I recently completed a condition report on an extensively fire- and water-damaged book believed to be a diary of the legendary Gulf Coast pirate Jean Lafitte. There are many layers of complexity to this item, whose authenticity has long been questioned. Its condition is poor; its maker’s identity is unclear; it has unexplained structural features that could indicate alteration; and its subject was himself a near-mythical figure whose life story is difficult to pin down. Discussing this item in full is beyond the scope of a single blog entry; it was nearly beyond the scope of a lengthy condition report! However, I would like to address one intriguing issue that demonstrates how the information in books goes beyond the written word and into the physical artifact.
First, to dispel the romantic notions that inevitably arise regarding a pirate diary, physical evidence suggests that this volume incurred much of its damage during a 1960s-era house fire, rather than a daring rescue from a sinking ship. Water damage frequently accompanies fire damage due to efforts to extinguish the flames. Tidelines and cockling typical of a water event appear throughout the volume.
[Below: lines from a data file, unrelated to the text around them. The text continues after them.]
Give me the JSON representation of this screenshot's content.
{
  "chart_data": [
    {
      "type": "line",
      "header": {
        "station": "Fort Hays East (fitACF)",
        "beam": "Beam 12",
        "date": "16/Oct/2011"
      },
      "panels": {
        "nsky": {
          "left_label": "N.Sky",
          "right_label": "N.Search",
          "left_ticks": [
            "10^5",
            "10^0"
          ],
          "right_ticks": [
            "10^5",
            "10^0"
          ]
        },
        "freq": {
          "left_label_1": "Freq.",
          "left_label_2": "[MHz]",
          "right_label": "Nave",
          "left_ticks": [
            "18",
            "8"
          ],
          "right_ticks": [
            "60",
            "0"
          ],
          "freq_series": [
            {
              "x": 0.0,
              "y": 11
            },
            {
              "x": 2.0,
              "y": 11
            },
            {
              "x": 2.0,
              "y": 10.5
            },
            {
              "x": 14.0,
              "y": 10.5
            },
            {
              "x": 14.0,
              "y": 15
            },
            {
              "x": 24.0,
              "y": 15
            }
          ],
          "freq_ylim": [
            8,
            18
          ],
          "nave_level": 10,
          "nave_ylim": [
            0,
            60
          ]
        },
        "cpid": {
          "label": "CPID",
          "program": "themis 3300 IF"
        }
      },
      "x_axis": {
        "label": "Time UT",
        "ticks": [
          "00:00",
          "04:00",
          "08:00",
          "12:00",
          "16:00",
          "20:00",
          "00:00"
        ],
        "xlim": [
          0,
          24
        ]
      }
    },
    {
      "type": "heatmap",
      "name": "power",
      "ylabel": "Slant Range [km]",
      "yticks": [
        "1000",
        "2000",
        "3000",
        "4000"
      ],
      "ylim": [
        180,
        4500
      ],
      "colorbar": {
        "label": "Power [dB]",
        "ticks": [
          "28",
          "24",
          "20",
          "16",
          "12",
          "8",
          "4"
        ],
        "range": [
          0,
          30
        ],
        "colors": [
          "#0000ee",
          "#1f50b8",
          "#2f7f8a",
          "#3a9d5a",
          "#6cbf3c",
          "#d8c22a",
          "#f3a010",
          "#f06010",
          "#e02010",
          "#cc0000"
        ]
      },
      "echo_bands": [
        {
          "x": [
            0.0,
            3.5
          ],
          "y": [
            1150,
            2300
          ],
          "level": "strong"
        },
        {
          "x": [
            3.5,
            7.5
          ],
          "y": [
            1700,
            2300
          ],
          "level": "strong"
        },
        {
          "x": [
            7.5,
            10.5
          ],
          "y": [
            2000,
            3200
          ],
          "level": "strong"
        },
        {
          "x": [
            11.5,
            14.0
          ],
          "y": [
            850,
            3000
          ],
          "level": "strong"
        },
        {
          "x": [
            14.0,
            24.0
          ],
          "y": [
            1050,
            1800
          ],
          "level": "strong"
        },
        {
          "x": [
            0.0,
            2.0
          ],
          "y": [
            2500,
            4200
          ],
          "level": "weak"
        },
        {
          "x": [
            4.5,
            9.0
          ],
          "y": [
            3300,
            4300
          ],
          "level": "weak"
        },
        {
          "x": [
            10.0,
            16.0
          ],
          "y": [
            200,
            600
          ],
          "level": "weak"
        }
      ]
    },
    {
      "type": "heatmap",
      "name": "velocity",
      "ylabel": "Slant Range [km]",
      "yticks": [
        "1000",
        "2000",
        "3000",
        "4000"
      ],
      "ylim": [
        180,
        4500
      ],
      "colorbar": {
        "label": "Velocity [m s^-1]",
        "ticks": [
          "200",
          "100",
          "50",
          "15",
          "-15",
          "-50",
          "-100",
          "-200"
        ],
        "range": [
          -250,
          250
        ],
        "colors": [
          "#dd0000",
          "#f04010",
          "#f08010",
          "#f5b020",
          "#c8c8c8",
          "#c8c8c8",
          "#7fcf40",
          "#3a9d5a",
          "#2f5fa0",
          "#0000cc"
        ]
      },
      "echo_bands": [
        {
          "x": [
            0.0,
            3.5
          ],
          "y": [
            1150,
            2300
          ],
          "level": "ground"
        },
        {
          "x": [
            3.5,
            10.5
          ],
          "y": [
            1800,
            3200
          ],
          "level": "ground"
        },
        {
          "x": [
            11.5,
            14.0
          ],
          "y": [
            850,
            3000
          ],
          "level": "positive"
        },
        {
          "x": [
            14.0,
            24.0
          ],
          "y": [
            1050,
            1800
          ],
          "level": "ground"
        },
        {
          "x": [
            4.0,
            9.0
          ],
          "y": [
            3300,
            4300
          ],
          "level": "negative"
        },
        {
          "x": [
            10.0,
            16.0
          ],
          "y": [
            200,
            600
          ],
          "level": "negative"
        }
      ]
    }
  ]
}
However, a stranger phenomenon is observed in the writing, as the brownish-black ink shifts to unexpected purple and red colors.
As would be expected for this time period (1845 – 1850,) chemical tests confirm that the ink in this volume is iron gall. However, iron gall ink does not typically display these color shifts, which indicate that some kind of water-soluble or pH-sensitive dye was added to the ink mixture. I began to wonder if this added dye could help us address some of the item’s authenticity issues.
Feasible dyes for the time period might have included traditional, organic materials like brazilwood or cochineal. But in 1856, a major change occurred in the dye industry: William Perkin invented mauve, the first synthetic chemical dye. Aniline dyes like mauve were relatively easy to make in bulk, and they became extremely popular in the second half of the 19th century.
Mauve is a lavender color not entirely dissimilar from the color shifts observed in the ink in the Lafitte Diary. If the Lafitte ink tested positive for aniline dye, then we could safely say that the ink was made after the dates attributed to the diary, which might help settle the authenticity debate once and for all. But there’s a catch: after research and consultation with colleagues, I can’t identify a test for aniline dye!
Should any readers be familiar with such a test, please do pass it along! And in the meantime, remember that books, as physical artifacts, carry significant information that goes beyond the written word, and that cannot be captured in a digital transfer. Perhaps one day we’ll find the physical clue that helps us understand the true nature of the complicated Lafitte Diary.